The scenes in Tokyo before Oto passed away were shot before the lockdown. The interval, before [the film] goes on to the second section, is when we had to stop filming, when things shifted dramatically in the world. And I think this actual shift in real life had a very large effect on my performance. It’s hard for me to say concretely, but I think for Kafuku, what he was dealing with was probably the largest change in his lifetime. I think what was happening in the real world affected me in a way that I was able to bring it to my character. Some of that was reflected in the film.
What do you think the movie has to say about grief?
In terms of grief and loss, they’re depicted often, and very well, within Haruki Murakami’s world.
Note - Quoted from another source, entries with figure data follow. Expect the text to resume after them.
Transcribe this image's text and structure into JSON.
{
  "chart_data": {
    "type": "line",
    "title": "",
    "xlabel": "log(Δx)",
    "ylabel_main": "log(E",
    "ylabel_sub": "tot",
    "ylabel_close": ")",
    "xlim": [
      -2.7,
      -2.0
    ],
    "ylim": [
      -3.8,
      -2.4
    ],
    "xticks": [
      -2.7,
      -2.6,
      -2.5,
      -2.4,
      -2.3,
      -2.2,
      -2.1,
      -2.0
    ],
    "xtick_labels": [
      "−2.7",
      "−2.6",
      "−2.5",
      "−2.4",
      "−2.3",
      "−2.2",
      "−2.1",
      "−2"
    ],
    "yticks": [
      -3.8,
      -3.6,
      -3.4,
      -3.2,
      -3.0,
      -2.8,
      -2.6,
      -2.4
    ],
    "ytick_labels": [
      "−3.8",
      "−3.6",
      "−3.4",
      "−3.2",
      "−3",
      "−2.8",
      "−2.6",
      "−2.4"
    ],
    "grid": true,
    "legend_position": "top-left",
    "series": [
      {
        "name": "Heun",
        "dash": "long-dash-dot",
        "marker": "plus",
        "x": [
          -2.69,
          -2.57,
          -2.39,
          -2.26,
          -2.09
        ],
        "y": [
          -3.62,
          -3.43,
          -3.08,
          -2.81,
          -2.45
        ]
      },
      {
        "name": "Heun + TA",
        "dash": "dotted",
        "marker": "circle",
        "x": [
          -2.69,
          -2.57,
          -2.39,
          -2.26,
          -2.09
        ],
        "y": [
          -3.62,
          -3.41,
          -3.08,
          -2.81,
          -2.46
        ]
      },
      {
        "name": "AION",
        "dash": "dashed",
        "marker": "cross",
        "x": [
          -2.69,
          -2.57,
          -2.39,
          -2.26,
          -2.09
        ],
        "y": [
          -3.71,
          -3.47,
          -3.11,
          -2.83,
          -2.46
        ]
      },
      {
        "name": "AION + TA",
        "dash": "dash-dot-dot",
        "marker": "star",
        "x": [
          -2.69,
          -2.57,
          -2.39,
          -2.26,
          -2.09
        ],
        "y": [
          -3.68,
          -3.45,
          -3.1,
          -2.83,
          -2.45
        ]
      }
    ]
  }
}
There are a lot of situations where the characters feel they can’t go on because of deep grief. For Hamaguchi, the director, he saw the original stories as a question he was trying to answer with this film: how people who are separated in the world overcome these difficulties. This hardship is something you have to face, but it’s aided by the communication between the characters. It’s the only way that they can save each other.
Is art an answer to grief?
Yes, that’s another strong aspect of what’s depicted. Chekhov is considered classic, but it’s brought into the present through this film. It uses present-day words, but it’s based in Chekhov, and people use it to save each other in the film.
Kafuku’s red Saab is a crucial physical and emotional space — did this movie make you look at cars differently?
A car is a very strange space. It’s not your home, but you can say that it’s a very personal space. We can say this especially for Kafuku. It was where he learned and remembered his lines, and it was representative of his existence, which is the reason he never allowed anyone else to drive it. I’d say the car itself becomes a sort of main character. It’s even symbolic in terms of where he sits in the car, when Kafuku is no longer able to drive it, and Oto takes over, and then later, when Misaki [Tôko Miura] becomes his driver.
What was it like to shoot those car scenes, especially the ones where you or other characters open up?
They were actually taken continuously in one shot. But the director, Hamaguchi, wanted to be present for these scenes. So we had this 20-minute ride to a bridge, with the cameraperson and two actors. We went to the bridge, then we came back, and when those 40 minutes were over, Hamaguchi came out of the trunk and said, “That was great, let’s do it again!” He was actually in the trunk!